Deux conséquences : la première est que nous croyons que nous pouvons vivre intensément en continu, et la seconde est que notre capacité d'attention prolongée a fondu. Se déconnecter, éteindre le téléphone, lever les yeux au dessus de nos écrans sont devenus des actes de rébellion contre un modèle économique qui se fonde sur la réduction du temps à soi.
Un tremplin vers la créativité
Roger Teboul, cité précédemment nous invite à distinguer l'ennui qui permet l'accès à des moments intérieurs avec soi-même et les signes de dépression qui doivent alerter. Sophie Marinopoulos, psychologue nous le rappelle aussi dans cette courte vidéo du site Yapaka.be.
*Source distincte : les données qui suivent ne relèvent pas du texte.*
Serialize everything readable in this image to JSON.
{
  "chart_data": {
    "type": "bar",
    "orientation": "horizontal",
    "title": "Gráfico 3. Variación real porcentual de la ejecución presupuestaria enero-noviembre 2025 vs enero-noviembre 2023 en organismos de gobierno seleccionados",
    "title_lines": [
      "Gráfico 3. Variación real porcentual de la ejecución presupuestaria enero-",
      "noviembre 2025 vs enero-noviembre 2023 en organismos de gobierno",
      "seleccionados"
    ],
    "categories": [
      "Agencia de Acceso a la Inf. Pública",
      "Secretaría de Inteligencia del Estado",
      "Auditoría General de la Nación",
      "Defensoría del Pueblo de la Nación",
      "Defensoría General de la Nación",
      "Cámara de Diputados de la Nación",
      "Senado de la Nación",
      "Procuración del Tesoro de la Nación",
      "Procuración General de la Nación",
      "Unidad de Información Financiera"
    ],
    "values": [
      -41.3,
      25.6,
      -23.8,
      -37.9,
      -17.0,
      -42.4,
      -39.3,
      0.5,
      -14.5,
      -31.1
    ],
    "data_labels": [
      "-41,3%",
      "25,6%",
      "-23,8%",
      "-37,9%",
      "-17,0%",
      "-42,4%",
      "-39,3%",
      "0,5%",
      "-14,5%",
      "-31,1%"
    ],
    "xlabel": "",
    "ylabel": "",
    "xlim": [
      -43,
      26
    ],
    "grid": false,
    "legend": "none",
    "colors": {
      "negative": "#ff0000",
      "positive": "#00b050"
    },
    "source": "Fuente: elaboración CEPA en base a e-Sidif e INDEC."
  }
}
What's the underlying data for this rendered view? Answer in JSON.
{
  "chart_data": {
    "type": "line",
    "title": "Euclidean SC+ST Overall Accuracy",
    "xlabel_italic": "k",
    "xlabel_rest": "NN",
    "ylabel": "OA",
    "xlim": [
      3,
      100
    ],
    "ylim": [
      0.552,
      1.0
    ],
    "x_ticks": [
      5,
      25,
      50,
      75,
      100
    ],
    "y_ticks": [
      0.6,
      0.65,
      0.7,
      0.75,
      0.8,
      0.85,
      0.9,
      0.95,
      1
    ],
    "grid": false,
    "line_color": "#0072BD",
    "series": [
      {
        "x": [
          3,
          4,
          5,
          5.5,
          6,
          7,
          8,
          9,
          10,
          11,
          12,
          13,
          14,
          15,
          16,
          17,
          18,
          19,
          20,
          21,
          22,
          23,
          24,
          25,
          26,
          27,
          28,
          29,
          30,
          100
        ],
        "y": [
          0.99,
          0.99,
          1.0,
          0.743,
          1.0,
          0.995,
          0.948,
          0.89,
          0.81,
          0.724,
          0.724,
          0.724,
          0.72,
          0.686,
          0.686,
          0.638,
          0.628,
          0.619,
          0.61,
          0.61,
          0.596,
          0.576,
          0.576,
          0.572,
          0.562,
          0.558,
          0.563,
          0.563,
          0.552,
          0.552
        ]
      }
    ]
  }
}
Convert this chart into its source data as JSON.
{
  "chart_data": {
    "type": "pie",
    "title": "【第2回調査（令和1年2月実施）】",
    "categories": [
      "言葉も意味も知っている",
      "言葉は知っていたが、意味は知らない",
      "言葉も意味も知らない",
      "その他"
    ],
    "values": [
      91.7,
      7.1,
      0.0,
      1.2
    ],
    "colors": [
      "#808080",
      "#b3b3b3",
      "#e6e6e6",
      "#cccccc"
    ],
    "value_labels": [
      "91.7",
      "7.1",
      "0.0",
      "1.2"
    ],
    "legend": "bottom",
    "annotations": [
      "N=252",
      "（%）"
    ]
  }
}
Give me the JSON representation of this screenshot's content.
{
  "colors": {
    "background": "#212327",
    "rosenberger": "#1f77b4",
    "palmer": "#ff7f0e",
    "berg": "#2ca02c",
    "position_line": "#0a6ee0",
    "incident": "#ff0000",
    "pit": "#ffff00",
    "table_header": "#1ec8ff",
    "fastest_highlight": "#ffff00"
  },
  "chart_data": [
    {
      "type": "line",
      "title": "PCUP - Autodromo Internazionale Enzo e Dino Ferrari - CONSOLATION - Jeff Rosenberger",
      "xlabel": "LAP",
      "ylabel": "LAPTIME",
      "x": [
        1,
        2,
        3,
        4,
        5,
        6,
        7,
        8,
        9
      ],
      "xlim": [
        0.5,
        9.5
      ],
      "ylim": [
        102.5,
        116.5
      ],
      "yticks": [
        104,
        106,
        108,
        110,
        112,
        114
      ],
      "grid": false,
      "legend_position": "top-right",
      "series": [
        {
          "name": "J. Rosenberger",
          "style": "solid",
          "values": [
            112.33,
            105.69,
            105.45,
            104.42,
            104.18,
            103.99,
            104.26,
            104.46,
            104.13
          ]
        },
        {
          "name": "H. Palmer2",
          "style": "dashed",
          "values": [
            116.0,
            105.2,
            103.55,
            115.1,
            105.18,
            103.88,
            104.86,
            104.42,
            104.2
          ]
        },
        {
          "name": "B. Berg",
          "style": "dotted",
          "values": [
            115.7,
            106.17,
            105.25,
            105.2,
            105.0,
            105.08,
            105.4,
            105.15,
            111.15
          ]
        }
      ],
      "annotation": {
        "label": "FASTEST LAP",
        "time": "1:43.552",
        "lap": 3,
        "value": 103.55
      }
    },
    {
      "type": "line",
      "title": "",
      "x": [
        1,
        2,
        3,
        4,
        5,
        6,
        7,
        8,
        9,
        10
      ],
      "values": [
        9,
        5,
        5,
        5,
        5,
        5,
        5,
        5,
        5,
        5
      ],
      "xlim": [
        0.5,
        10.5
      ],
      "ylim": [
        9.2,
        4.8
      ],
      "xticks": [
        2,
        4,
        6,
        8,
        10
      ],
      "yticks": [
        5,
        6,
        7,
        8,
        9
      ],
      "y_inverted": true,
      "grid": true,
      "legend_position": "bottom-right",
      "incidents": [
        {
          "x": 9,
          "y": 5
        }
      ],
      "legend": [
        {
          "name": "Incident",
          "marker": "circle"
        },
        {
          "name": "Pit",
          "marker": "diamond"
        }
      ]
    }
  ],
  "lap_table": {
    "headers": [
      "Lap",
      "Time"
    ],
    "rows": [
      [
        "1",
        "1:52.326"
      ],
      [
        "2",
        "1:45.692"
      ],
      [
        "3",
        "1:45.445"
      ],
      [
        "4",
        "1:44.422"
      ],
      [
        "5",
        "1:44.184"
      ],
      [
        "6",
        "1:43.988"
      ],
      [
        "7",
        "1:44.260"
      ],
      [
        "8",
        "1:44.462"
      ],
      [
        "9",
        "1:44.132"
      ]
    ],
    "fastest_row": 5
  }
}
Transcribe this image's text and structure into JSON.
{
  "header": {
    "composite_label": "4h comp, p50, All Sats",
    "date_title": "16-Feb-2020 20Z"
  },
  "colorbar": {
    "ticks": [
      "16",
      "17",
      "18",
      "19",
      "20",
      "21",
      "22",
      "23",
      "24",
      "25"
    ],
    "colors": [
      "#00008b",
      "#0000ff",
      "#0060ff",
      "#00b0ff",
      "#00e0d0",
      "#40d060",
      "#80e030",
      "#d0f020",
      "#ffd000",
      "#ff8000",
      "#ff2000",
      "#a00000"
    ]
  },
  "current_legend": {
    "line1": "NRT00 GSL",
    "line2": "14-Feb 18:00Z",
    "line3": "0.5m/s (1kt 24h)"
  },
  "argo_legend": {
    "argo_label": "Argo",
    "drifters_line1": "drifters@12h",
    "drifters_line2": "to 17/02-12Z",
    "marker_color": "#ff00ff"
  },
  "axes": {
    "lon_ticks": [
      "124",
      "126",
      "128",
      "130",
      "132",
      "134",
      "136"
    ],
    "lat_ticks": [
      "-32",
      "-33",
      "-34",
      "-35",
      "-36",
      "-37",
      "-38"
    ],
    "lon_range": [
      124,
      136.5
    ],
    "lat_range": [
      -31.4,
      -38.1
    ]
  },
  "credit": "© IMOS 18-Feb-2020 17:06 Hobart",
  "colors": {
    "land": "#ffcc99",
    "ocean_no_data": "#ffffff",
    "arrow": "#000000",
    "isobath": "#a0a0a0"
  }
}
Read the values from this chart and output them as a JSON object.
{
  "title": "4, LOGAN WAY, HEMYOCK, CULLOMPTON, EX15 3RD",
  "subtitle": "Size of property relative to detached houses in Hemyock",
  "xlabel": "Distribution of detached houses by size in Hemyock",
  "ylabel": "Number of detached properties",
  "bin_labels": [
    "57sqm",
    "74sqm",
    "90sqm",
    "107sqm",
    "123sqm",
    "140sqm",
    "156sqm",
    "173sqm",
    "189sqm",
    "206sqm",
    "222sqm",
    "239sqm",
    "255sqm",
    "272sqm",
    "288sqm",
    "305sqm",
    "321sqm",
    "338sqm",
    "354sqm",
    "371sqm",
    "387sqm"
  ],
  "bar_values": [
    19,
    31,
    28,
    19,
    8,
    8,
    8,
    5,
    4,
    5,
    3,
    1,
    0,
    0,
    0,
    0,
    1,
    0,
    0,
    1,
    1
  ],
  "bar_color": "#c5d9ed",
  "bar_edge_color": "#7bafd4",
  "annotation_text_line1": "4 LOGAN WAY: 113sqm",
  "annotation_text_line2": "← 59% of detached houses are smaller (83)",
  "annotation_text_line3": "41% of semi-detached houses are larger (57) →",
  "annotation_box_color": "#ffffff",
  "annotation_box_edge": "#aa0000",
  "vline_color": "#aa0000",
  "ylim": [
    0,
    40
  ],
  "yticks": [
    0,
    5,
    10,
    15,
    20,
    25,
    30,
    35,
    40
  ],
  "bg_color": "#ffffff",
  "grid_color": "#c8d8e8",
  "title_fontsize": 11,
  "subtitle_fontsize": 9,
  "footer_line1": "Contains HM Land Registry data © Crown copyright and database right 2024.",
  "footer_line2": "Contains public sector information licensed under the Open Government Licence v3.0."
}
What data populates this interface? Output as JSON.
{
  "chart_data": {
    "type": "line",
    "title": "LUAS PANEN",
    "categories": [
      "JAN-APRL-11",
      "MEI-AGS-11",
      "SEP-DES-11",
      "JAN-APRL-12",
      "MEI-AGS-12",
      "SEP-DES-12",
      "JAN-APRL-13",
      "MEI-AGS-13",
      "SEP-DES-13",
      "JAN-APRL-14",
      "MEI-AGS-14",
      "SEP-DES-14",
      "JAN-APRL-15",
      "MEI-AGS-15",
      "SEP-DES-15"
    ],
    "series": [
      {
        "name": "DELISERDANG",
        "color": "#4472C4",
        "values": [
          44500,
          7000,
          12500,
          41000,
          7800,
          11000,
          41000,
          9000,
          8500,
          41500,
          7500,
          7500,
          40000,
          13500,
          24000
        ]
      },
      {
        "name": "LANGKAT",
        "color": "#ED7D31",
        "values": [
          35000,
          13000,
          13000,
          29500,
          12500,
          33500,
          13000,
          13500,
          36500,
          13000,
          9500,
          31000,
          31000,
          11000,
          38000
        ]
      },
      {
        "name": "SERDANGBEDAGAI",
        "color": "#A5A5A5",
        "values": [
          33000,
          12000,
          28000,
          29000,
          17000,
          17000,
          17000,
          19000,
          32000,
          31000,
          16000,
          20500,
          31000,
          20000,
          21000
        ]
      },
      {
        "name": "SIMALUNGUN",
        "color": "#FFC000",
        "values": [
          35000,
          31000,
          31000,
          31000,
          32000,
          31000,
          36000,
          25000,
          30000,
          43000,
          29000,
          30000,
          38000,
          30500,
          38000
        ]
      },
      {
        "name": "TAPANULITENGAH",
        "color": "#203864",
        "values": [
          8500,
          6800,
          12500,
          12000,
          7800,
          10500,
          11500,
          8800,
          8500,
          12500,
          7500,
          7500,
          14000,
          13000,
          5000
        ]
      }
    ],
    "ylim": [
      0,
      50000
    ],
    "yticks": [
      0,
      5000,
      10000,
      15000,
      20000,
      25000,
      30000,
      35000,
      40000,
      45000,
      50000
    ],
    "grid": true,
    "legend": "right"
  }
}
Les neurosciences à la rescousse !
Andrew Smart est l'auteur du livre non encore traduit «L'art et la science de ne rien faire». Spécialiste des neurosciences, il s'oppose à tous les best sellers qui nous expliquent comment mieux gérer notre temps et être plus efficace. Et il a des arguments. Dans les moments où notre attention n'est pas fixée sur un objet, des réseaux neuronaux se construisent entre des zones parfois éloignées du cerveau et c'est ainsi que naissent les idées et les inventions. C'est le réseau du mode par défaut.
Le mode par défaut est évoqué par Marcus Raichle en 2001. Il explique que très longtemps, on s'est intéressé au
cerveau dans ses activités conscientes, de concentration et d'attention.
Ses travaux changent le paradigme et partent du constat que
l'activité du cerveau reste très importante quand il n'est concentré sur
rien. Le cerveau se met alors en "mode défaut". Ce mode défaut est en partie inhibé dès lors que nous menons une activité qui demande
une forte concentration.
Ce scientifique a observé que la consommation d'énergie du cerveau quand nous sommes concentrés sur une tâche n'augmente que de 5%, et que le cerveau est toujours en activité. Le mode "par défaut garde une vigilance quand le cerveau n'est plus focalisé. Il permet de se tourner vers soi-même et de trouver des solutions alternatives. Le réseau du mode par défaut est fragile, il doit être préservé. Il est aussi sollicité dans des activités conscientes et est important dans la relation à soi, aux autres et au temps.
Si l'ennui n'est pas un état chronique, qui conduit à l'apathie et éloigne de l'action, il faut admettre qu'il fait partie de notre équilibre. Les temps de rêverie, de rencontre avec soi-même dont Sénèque, Montaigne et Pascal nous disaient déjà l'importance sont des moments de plus en plus précieux.